DualCorps : le projet
Le projet arts-sciences DualCorps, fruit de la collaboration entre Claire Sistach et Soizic Sanson (association Eunice VSG), est une immersion intensive dans un monde simulé, OpenSim.
DualCorps a été choisi pour s’inscrire dans les projets du Labex Arts-H2H. Plusieurs institutions sont partenaires et collaboratrices : le Collège de France (chaire de neurophysiologie), l’Ecole Nationale Supérieure des Arts Décoratifs (axe Spatial Media), l’université Paris 8 (CITU/Paragraphe).
DualCorps est un projet expérimental à la croisée de l’art numérique, de la performance et de la recherche-action. Le coeur du projet est une recherche Art-Science autour de la cyber-gémélleité, du poids des données dans la création des identités numériques, et de la représentation de ces dernières. Les réalisations s’articulent autour d’une performance immersive où naîtra le DualCorps et d’un ensemble d’installations interactives venant enrichir la recherche.
Les avatars numériques des mondes simulés nous permettent d’entretenir des relations sociales sur le réseau, mais aussi de s’y investir profondément grâce à la richesse des environnements, des interactions et des possibilités de personnalisation de son double de pixels.
Identification, projection, dédoublement sont les quelques mots-clés de nos relations fascinantes aux avatars. L’expérience sensible, telle que nous la connaissons, y est convertie en données, puis en information. La somme des données informationnelles d’un avatar numérique, émergeant à la fois du choix de personnalisation conscient du “joueur réel”, de l’expérience et des interactions sociales avec les autres avatars, façonne peu à peu sa singularité individuelle. L’une des spécificités des mondes simulés réside aussi dans le fait qu’un joueur peut posséder plusieurs avatars, soit plusieurs (in)dividualités.
La problématique principale de DualCorps pourrait se formuler de cette manière : quel est le poids des données dans l’émergence de l’identité de l’avatar, dans sa construction identitaire ?

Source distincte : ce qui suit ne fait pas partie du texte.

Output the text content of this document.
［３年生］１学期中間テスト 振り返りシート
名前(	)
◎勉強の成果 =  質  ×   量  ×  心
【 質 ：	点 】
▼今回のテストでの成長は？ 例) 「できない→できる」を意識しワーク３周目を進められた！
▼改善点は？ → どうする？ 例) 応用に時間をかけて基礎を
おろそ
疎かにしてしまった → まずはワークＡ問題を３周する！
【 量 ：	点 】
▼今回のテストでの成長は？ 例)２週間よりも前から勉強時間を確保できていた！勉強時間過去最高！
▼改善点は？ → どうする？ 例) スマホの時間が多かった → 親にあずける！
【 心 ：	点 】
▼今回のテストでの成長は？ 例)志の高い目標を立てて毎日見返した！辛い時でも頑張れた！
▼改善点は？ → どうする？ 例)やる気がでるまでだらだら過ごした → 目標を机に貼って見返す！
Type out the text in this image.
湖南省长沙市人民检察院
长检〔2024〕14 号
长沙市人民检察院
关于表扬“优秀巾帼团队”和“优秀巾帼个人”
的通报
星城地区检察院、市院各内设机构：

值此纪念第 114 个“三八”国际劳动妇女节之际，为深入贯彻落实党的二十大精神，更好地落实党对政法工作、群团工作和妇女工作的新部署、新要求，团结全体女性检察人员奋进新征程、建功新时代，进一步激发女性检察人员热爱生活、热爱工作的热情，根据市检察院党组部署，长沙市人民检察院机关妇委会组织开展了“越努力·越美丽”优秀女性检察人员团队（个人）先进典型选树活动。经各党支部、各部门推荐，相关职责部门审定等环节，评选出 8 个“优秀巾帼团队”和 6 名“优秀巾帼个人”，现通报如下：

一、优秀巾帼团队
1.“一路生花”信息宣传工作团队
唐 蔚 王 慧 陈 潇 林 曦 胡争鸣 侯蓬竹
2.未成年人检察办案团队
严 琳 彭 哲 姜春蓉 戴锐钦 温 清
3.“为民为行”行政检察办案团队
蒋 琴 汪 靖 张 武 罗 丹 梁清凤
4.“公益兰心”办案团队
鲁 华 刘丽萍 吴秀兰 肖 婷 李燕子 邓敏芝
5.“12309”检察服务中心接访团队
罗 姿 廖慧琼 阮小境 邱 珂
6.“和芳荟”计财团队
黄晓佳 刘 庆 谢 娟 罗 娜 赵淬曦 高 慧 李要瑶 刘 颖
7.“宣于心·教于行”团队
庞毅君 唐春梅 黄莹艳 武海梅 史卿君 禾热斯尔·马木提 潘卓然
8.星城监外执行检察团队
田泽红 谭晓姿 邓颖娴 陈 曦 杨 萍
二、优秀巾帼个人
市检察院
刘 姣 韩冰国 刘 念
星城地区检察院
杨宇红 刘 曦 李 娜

Comme le souligne l’artiste multimédia Yann Minh : “Les relations sociales en temps réel avec d’autres humains, via nos avatars numériques, favorisent l’apparition d’une forme de pluralisme identitaire. En per- mettant des relations sociales et émotionnelles fortes et structurantes sous une forme différente de notre apparence physique, les avatars renforcent le « dividualisme », c’est-à-dire la révélation ou genèse de nos multiples identités.”
Pour étudier cette question, nous avons pris le parti de faire appel à la méthode de la recherche-action (action délibérée de transformation de la réalité ; recherches ayant un double objectif : transformer la réalité et produire des connaissances concernant ces transformations).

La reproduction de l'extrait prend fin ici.